Wednesday, December 31, 2008

Military Divorce and the 20-20-20 Rule

I have a long family history of military involvement. The Pennsylvania Army National Guard, in particular, is a favorite military choice of many of my relatives. Others have joined the Marines, Air Force and Navy. My family has served here, in the Gulf War, in World War II, in Vietnam and recently my brother served three tours in Iraq with the Marines. I am proud of them all and thankful for their dedicated service.
As a divorce attorney, I am often asked about military benefits and what a former spouse may or may not enjoy when the divorce is finalized. Often the military retirement package is the most substantial asset in the marriage. In general, a military spouse will be entitled to some portion of military retirement. The portion of entitlement is based on the servicemember's years of military service, the years of the marriage, and how many years of service overlap the marriage.
Health insurance may also be available to former spouses and entitlement is determined by a calculation called the 20-20-20 Rule. If you have been married for 20 years, your spouse has been in the military for at least 20 years, and you have 20 years of marriage overlapping the 20 years of service, then the former spouse is entitled to the same benefits as the servicemember spouse - meaning health care and full commissary benefits. If there have been 20 years of service, and 20 years of marriage, but only 15 years of marriage overlap the service years, the former spouse is entitled to health care for a year after the divorce is finalized.
There are other rules and benefits to be aware of if you are getting a divorce and your spouse is in the military. I encourage you to find out what you are entitled to before you sign any divorce paperwork or go into a courtroom.

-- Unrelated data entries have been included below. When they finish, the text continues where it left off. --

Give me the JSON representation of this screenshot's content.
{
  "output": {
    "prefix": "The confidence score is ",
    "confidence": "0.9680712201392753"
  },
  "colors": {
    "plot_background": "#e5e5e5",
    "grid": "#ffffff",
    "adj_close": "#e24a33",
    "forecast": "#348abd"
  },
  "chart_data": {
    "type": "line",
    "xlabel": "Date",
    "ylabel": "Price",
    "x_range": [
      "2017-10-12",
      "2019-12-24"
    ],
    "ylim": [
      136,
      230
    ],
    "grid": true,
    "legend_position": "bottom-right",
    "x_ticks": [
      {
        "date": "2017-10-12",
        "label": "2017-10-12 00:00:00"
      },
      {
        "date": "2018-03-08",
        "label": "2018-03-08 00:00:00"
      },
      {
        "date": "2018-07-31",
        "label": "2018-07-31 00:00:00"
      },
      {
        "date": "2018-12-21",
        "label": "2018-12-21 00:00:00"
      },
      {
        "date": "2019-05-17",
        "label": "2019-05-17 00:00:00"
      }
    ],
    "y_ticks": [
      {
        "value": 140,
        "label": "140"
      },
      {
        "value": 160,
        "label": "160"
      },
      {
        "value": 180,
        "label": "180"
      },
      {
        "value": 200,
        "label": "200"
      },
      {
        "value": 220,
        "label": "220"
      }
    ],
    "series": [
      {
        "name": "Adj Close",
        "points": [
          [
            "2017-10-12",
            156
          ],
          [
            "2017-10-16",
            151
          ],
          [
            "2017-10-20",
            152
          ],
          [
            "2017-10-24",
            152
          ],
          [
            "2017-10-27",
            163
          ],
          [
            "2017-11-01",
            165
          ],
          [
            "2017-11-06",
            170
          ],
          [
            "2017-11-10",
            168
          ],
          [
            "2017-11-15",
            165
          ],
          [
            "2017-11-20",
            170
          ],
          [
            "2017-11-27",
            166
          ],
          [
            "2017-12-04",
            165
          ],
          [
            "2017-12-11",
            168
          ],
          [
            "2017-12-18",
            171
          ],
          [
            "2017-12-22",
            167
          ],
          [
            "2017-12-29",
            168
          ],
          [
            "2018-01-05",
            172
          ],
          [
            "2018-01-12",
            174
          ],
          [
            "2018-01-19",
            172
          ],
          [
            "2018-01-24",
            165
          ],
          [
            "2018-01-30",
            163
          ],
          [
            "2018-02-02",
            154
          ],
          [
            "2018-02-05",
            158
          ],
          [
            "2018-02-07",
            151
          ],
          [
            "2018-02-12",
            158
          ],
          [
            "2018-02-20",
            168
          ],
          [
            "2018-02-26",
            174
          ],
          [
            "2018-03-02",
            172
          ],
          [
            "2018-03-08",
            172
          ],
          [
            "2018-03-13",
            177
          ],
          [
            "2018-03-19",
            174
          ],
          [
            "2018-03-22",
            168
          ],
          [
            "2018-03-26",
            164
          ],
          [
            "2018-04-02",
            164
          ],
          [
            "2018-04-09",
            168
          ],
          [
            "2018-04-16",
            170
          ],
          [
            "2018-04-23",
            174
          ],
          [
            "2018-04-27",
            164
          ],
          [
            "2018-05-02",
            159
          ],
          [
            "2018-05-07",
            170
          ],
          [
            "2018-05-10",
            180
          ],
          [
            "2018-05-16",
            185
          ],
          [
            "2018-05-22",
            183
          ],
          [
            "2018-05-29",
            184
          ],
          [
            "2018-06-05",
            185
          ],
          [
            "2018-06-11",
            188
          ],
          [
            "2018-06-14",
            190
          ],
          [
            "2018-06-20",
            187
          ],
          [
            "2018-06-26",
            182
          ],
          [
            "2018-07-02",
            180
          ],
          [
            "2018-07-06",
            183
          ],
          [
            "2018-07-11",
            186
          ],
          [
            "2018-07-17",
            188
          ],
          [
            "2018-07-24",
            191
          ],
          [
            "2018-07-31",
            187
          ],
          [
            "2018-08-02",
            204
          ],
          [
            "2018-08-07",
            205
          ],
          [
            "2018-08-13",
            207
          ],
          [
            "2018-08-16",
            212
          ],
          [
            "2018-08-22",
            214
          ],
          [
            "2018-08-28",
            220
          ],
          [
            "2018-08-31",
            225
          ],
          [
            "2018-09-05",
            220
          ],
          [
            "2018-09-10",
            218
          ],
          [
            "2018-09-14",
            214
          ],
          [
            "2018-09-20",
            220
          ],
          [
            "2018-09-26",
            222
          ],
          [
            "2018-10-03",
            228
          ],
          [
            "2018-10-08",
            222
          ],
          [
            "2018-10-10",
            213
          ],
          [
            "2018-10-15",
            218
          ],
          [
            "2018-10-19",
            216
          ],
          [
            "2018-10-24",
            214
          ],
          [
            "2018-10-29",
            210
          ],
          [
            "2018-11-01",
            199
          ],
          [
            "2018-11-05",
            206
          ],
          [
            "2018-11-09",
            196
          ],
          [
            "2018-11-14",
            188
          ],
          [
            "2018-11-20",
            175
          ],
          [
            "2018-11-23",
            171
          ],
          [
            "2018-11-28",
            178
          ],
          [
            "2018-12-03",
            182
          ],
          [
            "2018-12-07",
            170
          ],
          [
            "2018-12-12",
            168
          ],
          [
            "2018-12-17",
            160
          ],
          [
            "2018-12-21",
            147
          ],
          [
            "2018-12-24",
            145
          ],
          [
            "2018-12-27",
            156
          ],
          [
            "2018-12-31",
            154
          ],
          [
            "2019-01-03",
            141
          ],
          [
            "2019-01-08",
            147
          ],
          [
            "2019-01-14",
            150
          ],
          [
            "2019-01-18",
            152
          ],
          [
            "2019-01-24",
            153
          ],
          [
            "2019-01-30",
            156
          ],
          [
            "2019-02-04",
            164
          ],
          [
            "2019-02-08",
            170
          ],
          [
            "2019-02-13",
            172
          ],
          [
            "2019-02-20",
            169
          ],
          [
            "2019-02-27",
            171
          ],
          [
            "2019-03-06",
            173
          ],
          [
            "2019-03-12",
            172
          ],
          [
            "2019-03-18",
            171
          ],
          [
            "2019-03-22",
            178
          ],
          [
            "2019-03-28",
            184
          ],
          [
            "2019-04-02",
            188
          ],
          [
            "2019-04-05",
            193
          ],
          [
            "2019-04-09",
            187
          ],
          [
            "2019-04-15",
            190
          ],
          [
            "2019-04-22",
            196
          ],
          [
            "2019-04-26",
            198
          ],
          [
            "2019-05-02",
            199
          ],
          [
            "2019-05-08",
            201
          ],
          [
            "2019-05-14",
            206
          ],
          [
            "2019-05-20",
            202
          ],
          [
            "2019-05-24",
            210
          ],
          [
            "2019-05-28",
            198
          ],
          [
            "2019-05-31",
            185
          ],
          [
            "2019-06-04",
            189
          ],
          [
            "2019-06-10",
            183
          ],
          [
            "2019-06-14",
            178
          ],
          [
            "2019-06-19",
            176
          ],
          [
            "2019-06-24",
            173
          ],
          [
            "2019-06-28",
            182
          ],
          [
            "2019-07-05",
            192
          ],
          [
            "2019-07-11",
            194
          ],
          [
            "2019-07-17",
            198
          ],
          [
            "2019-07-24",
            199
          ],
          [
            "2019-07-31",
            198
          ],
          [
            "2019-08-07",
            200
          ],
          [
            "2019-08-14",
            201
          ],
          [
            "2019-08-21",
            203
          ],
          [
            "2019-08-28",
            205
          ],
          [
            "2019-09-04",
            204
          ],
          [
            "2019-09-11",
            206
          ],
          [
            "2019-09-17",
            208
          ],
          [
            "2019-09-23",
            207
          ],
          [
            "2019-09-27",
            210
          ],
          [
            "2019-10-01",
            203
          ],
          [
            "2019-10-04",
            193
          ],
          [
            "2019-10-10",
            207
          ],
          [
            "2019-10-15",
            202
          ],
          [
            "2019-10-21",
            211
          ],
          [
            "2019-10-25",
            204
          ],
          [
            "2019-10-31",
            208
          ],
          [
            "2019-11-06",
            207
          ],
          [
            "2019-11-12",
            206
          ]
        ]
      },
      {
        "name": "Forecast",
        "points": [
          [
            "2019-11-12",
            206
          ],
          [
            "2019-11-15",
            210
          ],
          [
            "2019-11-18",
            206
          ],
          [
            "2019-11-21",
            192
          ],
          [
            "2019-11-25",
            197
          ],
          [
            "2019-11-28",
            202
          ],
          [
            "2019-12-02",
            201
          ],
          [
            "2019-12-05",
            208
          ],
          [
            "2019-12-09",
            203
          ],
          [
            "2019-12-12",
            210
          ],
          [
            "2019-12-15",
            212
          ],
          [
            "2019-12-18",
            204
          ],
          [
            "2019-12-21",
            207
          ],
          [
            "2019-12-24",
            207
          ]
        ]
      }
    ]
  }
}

Divorce, Housing & the Economy

I have been hearing buzz that more and more "separating" or divorcing couples have decided to remain living together due to the economic infeasibility of maintaining two households given the current economy. While it is not ideal for unhappy couples to continue to remain under the same household unless they can set their differences aside, especially when there are children involved, ideal and reality seem to have parted ways. However, even couples with children who just cannot continue living together can find creative ways to manage two households. One solution could be to retain the marital residence for the sake of the children and also rent an inexpensive small efficiency or one bedroom apartment. The children could continue to reside in the marital residence, thereby preserving their familiar lifestyle, friends, location, while the parents rotate between the apartment and the house. It is certainly something to consider.